Major medical breakthroughs, and the public's increasing awareness of the benefits of healthy living, mean that people in general are living longer. Therefore, the percentage of people reaching retirement age - and living for perhaps another 20 to 30 years - is rapidly increasing.

ational Insurance contributions from today's workers are funding state pensions for today's pensioners. It is therefore inevitable that less and less people will be funding more and more people - an impossible situation. It would seem likely, therefore, that more cuts have to be made in the future.

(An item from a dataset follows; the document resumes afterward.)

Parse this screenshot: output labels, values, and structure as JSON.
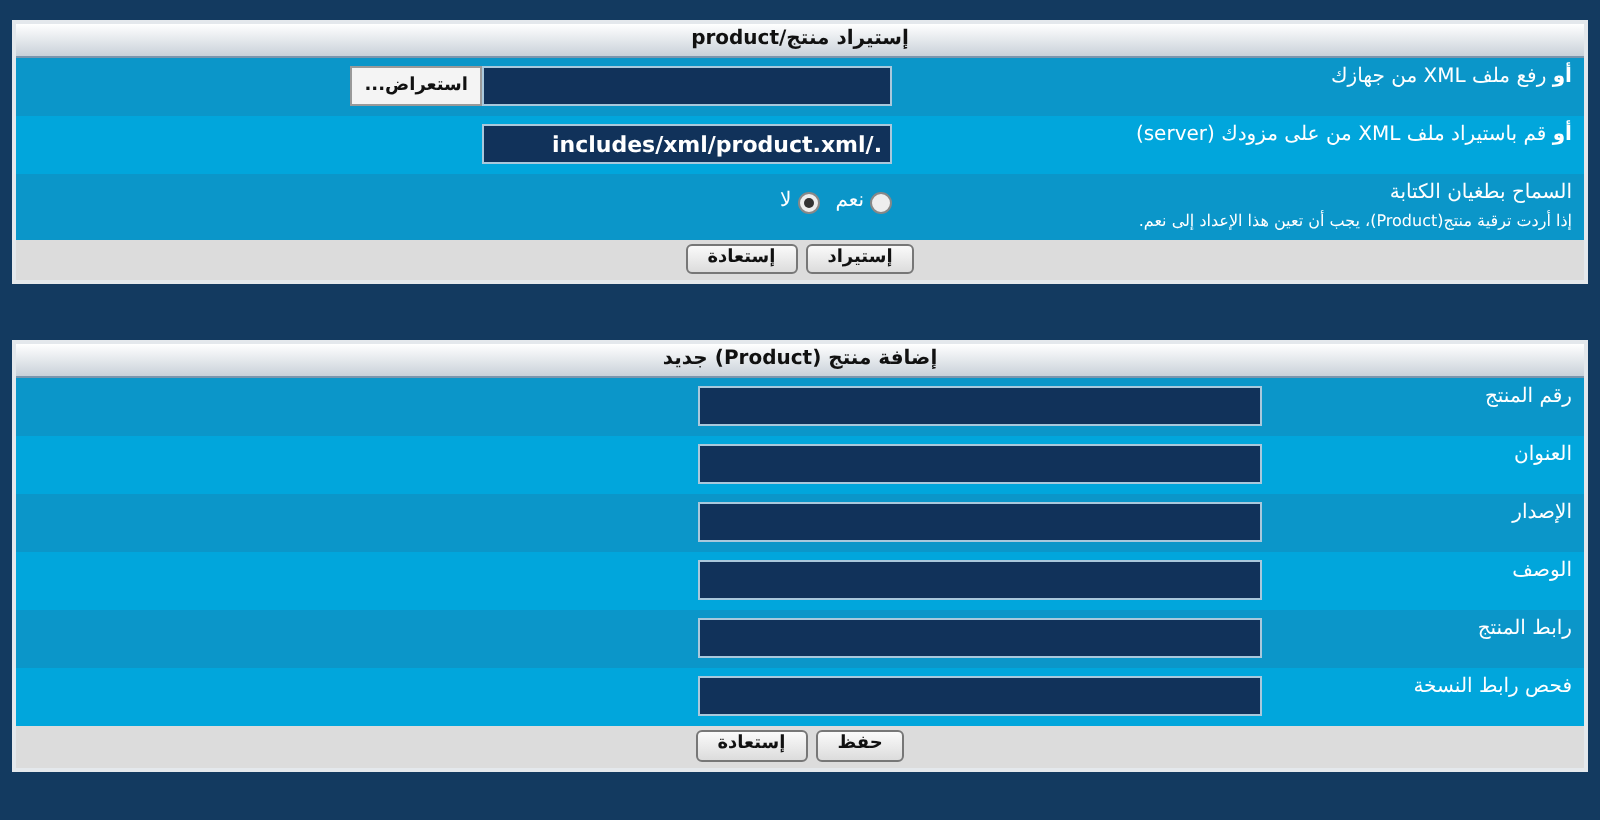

There are many options available as regards pension planning and, to find the one relevant to your needs, please click on the headings below or contact us for a no obligation discussion.

PERSONAL PENSIONS

A Personal Pension Plan is a tax efficient savings scheme * designed specifically to enable you to save for your retirement. You may save regularly each month or year, and add single contributions whenever you wish. Alternatively, you may just pay one or more single contributions.

GROUP PERSONAL PENSIONS

A Group Personal Pension plan works similarly to the Personal Pension, but is administered by the employer. Contributions may be made by the employee, employer or both - within Her Majesty Revenue and Customs limits. Personal contributions are deducted - before tax - from the employee's salary, and paid to the pension provider by the employer.

Occupational Schemes

Around half the employed workforce in the UK are currently members of occupational pension schemes. A large number of scheme members are set to receive pensions based on their final salary at, or near to, their retirement age. These schemes (sometimes called 'Defined Benefit' schemes) tend to give a higher and wider range of benefits than other schemes. If you are a member of this type of scheme, you should be receiving documentation annually detailing what your latest expected pension will be at your normal retirement date.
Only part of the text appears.